Depois de muito matutar, Imprestável tem uma ideia que ele próprio classifica de "brilhante" entre a profusão de esquemas, estratagemas e outras boçalidades que vem rabiscando em seu bloquinho de ideias: vai convocar uma cruzada contra os impostos.
Ninguém gosta de pagar imposto, assim como criança não gosta de tomar banho, Imprestável pensa, satisfeito com a lógica cristalina de seu pensamento baseado na própria experiência. A convocação está consagrada ao sucesso.
Muita gente aparece, é claro, e aos poucos mais e mais gente, de diferentes classes. Há quem, por ser muito rico, ache justo uma cobrança inversa à renda: quanto mais dinheiro, mais isenção; há quem ache injusto ter de pagar por escola e saúde de filho de empregada; e há quem, como Imprestável, ache que imposto só serve para sustentar imprestáveis como ele.
Deixar de pagar imposto não significa portanto deixar de viver de dinheiro público. A isso ele dá o nome de liberdade. A onda pega, e a cruzada inicia sua longa caminhada.
Conforme avançam e mais gente vai se juntando a eles, Imprestável intensifica seus chamados pela desregulação de tudo. A cruzada já não é só contra o imposto e o patrimônio público, mas contra a lei. Uma coisa depende da outra, claro.

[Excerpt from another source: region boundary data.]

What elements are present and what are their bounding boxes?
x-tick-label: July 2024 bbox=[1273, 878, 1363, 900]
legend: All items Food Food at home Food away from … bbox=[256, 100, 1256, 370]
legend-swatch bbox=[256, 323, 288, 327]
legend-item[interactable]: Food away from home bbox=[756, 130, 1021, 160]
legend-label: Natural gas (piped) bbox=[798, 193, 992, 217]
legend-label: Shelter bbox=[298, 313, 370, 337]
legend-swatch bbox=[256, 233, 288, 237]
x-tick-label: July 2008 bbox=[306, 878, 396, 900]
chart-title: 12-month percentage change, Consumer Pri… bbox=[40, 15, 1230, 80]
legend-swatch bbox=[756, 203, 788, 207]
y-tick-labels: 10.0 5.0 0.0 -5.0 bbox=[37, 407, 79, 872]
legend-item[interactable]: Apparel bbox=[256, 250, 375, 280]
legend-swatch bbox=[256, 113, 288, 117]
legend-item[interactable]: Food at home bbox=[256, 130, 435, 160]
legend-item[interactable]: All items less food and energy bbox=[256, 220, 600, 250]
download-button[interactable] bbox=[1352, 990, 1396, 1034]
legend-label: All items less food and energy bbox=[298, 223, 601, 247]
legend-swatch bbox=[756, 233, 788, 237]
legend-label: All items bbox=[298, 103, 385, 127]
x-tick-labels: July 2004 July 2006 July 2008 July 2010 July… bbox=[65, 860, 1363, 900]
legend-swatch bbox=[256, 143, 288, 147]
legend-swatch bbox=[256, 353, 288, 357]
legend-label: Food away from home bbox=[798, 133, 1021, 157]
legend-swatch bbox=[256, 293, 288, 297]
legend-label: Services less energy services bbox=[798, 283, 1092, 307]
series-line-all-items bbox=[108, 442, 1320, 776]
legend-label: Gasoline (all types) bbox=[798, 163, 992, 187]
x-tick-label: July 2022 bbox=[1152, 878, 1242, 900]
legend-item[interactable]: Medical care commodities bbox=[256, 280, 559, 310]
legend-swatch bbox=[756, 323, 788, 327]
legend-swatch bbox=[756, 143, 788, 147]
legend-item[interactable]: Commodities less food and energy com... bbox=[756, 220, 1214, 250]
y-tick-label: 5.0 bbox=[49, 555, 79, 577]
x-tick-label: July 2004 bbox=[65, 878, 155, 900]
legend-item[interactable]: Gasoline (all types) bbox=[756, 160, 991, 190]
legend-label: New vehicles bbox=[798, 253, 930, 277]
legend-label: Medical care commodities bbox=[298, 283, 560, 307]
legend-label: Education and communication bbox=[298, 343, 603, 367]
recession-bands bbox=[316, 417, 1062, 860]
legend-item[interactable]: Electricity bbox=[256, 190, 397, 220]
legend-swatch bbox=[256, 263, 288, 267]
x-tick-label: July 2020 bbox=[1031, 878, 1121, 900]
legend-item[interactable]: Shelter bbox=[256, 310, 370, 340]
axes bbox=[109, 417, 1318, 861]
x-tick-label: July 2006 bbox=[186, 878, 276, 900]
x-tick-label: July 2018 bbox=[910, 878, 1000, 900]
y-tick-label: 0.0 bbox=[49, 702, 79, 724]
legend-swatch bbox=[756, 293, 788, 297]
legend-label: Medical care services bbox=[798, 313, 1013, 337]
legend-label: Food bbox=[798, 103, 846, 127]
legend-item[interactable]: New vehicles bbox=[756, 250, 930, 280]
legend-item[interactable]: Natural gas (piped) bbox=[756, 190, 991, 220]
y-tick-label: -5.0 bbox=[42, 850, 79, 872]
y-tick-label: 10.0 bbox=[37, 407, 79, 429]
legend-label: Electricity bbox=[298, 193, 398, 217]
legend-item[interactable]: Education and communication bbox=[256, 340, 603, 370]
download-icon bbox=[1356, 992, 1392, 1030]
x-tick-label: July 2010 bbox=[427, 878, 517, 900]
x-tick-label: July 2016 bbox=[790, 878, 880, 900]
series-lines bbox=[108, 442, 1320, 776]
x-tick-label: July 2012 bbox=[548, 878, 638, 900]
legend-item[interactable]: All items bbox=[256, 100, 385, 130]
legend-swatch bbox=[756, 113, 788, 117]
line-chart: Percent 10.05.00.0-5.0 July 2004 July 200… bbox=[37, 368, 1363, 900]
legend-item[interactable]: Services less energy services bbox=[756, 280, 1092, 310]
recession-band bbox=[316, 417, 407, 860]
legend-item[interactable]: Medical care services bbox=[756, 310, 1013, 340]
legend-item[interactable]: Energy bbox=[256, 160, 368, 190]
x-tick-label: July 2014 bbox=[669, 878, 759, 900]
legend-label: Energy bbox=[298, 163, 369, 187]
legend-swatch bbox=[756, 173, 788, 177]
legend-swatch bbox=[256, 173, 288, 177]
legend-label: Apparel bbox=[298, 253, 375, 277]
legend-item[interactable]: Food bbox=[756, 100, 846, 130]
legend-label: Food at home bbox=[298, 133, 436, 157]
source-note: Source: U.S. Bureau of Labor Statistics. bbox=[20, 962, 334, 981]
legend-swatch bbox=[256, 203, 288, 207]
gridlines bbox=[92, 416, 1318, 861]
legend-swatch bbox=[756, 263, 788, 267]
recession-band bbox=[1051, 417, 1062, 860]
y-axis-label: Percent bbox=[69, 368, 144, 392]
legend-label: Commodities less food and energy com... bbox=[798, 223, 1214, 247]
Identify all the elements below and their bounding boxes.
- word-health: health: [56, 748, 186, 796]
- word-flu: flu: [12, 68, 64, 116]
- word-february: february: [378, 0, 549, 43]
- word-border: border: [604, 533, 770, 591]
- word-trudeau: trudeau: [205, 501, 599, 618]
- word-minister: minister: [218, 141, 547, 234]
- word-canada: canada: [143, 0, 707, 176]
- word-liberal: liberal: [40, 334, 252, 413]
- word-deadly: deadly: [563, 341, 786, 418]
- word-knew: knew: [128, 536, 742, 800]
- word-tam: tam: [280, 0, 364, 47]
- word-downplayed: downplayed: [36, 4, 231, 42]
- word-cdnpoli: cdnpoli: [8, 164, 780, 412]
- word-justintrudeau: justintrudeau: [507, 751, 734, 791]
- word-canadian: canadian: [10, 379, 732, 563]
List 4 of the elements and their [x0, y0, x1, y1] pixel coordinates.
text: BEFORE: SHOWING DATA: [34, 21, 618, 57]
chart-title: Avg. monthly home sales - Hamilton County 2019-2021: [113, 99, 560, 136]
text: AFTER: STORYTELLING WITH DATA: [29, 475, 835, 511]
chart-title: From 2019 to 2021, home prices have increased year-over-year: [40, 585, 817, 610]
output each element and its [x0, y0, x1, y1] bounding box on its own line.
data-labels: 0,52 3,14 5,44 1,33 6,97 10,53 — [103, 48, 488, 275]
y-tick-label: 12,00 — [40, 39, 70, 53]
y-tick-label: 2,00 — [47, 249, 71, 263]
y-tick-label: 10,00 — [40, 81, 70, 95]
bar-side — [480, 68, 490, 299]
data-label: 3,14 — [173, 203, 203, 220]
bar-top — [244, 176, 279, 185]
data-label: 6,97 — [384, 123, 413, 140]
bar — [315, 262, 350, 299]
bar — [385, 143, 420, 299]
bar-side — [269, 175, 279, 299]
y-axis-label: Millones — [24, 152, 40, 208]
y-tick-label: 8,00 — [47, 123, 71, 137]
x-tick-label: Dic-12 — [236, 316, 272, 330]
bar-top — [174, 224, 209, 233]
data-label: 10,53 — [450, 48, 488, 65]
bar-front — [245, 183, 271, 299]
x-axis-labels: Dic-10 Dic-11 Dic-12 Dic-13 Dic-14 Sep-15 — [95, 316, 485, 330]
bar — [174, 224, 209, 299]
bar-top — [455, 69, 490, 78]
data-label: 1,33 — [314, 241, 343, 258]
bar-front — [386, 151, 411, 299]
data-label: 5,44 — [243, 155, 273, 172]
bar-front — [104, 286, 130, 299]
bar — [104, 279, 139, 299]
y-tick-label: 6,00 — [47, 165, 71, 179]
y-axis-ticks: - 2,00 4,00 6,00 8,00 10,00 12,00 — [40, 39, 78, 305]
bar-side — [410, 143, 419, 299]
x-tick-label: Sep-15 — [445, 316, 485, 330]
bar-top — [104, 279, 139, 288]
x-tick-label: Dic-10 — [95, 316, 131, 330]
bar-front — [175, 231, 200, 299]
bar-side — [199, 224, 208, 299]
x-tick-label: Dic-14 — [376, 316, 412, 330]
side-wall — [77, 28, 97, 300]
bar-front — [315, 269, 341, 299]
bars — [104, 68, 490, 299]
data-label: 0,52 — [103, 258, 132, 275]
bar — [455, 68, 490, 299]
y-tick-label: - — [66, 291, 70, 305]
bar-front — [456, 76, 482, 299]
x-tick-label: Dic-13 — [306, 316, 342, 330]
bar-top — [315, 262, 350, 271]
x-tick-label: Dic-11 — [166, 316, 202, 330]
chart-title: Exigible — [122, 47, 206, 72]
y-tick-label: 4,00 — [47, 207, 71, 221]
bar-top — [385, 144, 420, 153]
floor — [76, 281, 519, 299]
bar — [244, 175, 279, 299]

A maior abrangência resulta numa enxurrada de neófitos. Gente de várias extrações e até da lei: juízes, procuradores, advogados e polícias, agora mancomunados na sua derrubada. Afinal, trabalhar dá trabalho. Um país sem lei vai facilitar demais a nossa vida, argumenta Imprestável, sob aplausos e vivas.
Como sem impostos as contas não fecham, Imprestável vê-se obrigado a diversificar também a sua lógica matemática: propõe compensar o fim dos impostos e da lei com valores religiosos e autodefesa. E aí se juntam à cruzada todos os que de alguma forma podem colaborar para o sucesso da incrível empreitada: instrutores de jiu-jítsu e de clubes de tiro, escuderias de segurança privada e associações de policiais aposentados, donos de igreja e fabricantes de pistolas etc. Sucesso total.
A cruzada exala o sentimento comum de quem só quer se dar bem, sem encheção de saco. E por isso, como não poderia deixar de ser, passam a chamar-se gente do bem. O mal ficando com quem enche o saco por não comungar da mesma cartilha e dos mesmos credos.
Imprestável aproveita o momento para eletrizar seus seguidores com ações contra essa gente que não se submete aos valores que eles, por arrotá-los, estão livres para descumprir. Não há por que se espantar se entre cruzados berrando contra os direitos das mulheres e o aborto legal haja pais e mães cujas filhas se beneficiam das melhores condições, das melhores clínicas e dos melhores médicos, como as mães antes delas, para se livrar de uma gravidez indesejada. Acontece.
O caldo da cruzada vai engrossando conforme as palavras do Imprestável ecoam a hipocrisia e a irresponsabilidade interessada de seus seguidores, sonegadores e outros adeptos da ilicitude na cidade, no campo e na floresta, que se sentem representados.
Para defender-se de quem não os segue, Imprestável os exorta a se armar. É mais um sucesso para a economia da cruzada, com transações de todos os gêneros e modalidades, que entretanto permitem a alguns dar-se conta de repente de que estão cercados de bandidos de todos os gêneros e modalidades, por todos os lados. Uma procissão de pulhas, manipuladores, embusteiros, estelionatários, fariseus, milicianos, matadores de aluguel, todos juntos comungando dos mesmos objetivos e valores do bem.
Como também estão todos armados, não há como se abster da autodefesa. E é o que basta para começarem a se matar. Um massacre. Afinal gozam da liberdade de escorregar e cair no próprio sangue.
No auge da excitação, quando vai derrubar o pouco que restou em pé, Imprestável acorda para a triste realidade. Aquela miséria toda ao redor, fome, desamparo, analfabetismo. Está de volta ao mundo de sua mediocridade e de sua mesquinharia, de onde nunca saiu. Esteve sonhando em cima do bloquinho de ideias boçais.
Agora estão batendo à porta. Ué? Ainda tem lei? A polícia recebeu uma denúncia e quer saber sobre mais uma de suas trapaças. Imprestável andou roubando cestas básicas doadas à igreja do bairro, para vendê-las com ágio. Acuado, diz que são mentiras, mentiras e mais mentiras. Como sempre. Nunca assume responsabilidade de nada. Nunca tem culpa de nada. Por que deveria ter? Seu sonho é o pesadelo dos outros. Temendo a cadeia, ele pergunta: E desde quando sonhar é crime?